FAILURE: Build failed with an exception.

The other side is generally happy with it, until it suddenly disconnects due to the crash. LGTM, connection wise.

Nutomic · February 7, 2018, 9:58am

Not sure what that crash means, haven’t seen that before. Did you accept the java device on the other device? The connection seems to work correctly sometimes, but if you try it again, it will fail to connect sooner or later.

calmh · February 7, 2018, 12:18pm

I tried it a few times and it worked. I think the crash is because it didn’t expect a zero sized index.

Nutomic · February 7, 2018, 2:53pm

I assume you didn’t have any folders shared with the java node? I’m starting to think that the problem is some kind of race condition in the index handler. I will try to figure out if there’s anything wrong in that part. Anyway the error message was probably misleading.

Nutomic · February 7, 2018, 5:10pm

Okay I finally figured it out. Turns out I was opening multiple connections to the same device.
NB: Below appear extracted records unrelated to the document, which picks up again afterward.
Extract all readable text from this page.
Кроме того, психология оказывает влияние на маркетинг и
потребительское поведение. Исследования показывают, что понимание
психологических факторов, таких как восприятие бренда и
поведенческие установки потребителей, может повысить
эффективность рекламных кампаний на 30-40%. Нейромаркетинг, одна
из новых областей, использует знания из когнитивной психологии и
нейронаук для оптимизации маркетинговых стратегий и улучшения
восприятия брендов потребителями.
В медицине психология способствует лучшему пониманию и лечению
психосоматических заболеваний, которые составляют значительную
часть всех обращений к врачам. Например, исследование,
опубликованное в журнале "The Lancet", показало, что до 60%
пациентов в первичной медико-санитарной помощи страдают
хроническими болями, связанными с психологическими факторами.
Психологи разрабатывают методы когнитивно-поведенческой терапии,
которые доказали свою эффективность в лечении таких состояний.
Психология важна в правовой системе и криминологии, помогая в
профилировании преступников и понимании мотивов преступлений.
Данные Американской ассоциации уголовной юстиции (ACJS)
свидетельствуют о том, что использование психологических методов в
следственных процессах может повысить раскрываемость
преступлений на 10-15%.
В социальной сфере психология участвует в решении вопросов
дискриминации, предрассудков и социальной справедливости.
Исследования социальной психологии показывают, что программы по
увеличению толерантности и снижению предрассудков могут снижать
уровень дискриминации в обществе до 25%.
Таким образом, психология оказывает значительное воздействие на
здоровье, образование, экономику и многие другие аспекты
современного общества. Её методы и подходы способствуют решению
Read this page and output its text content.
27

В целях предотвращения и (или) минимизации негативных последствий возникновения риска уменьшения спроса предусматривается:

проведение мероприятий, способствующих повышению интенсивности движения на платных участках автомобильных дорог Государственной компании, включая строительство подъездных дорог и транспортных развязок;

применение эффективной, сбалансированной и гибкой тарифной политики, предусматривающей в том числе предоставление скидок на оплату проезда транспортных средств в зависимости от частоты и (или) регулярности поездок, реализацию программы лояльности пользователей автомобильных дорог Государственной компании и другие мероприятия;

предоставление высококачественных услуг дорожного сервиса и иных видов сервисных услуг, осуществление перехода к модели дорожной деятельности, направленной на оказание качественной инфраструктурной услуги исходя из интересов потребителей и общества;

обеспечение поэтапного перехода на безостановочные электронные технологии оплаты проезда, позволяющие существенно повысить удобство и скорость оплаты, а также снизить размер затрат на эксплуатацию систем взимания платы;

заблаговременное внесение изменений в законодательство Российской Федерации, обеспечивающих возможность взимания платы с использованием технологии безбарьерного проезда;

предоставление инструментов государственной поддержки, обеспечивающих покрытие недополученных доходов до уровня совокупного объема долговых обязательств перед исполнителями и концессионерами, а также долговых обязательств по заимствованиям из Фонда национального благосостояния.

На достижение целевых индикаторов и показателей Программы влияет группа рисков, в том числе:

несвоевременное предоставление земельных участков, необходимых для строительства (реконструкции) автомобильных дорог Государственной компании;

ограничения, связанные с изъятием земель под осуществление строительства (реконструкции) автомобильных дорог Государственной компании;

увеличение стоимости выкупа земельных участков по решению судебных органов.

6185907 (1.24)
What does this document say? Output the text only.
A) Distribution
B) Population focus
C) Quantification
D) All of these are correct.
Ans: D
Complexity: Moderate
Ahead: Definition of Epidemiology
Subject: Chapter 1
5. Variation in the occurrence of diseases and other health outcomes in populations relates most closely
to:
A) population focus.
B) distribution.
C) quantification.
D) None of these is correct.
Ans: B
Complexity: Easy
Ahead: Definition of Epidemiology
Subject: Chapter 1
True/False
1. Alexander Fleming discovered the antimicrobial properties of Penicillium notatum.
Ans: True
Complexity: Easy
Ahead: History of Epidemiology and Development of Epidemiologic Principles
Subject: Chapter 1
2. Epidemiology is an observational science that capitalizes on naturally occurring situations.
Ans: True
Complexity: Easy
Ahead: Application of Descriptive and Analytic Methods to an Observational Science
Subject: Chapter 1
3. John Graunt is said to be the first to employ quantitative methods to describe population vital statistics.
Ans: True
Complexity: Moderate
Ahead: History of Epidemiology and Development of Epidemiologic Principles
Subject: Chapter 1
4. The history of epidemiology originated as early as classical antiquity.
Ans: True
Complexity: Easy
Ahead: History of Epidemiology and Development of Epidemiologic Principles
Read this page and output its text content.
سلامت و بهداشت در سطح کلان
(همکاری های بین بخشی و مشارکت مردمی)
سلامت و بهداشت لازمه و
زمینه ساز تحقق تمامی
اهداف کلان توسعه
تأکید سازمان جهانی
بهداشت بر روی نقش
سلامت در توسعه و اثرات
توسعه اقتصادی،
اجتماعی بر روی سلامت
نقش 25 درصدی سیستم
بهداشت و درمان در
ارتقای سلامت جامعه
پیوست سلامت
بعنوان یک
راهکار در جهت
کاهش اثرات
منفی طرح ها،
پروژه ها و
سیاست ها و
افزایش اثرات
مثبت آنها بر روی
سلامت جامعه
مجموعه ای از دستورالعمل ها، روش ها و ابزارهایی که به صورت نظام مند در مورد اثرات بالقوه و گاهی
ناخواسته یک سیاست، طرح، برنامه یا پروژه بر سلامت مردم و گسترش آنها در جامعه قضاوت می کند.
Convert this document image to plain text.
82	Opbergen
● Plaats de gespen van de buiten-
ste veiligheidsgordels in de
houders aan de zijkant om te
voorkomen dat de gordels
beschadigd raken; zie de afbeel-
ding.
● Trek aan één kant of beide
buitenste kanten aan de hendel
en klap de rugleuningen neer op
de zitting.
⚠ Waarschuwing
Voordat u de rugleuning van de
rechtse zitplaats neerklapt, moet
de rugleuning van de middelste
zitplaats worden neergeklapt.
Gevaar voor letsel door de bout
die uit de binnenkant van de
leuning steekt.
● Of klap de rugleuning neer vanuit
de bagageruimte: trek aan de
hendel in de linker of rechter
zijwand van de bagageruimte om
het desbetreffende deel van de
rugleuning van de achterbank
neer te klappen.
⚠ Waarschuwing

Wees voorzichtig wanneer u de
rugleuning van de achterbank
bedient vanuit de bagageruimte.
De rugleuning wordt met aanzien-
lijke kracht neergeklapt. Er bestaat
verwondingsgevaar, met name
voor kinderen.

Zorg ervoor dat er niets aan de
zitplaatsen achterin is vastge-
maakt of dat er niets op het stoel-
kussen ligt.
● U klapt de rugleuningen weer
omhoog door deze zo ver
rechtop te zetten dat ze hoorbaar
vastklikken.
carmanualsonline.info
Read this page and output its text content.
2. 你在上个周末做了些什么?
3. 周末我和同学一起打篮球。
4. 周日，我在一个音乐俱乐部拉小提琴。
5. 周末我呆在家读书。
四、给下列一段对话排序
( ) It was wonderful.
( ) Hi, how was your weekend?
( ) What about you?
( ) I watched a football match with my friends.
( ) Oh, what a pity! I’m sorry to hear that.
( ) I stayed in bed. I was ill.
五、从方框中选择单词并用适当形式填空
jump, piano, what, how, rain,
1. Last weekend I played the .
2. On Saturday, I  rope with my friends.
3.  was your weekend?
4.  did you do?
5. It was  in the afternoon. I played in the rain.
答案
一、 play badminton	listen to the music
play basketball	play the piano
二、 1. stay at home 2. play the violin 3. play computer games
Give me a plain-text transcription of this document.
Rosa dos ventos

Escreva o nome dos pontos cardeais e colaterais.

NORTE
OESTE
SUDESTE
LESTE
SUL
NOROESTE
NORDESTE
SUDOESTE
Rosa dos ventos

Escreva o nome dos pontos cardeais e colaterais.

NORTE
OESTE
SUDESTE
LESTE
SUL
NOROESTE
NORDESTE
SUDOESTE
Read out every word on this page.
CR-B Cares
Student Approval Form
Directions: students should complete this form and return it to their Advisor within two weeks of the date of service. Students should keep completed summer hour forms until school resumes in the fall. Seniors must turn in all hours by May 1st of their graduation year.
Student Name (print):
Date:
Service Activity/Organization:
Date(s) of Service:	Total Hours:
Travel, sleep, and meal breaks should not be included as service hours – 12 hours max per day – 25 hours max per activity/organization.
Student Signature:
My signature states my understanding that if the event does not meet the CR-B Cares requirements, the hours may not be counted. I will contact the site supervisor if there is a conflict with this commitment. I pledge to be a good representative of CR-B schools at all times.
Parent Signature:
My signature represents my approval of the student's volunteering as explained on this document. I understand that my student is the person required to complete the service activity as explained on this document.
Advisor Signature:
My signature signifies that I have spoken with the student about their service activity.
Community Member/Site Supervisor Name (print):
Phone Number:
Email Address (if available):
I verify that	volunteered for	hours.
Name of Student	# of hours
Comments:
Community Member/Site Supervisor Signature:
I never thought to check that because I was only going by the error message.

Also, I just noticed that the java implementation never sent any close messages, so the other side would keep the connection open for some time (making subsequent connections fail too).

Thanks for your help figuring this out!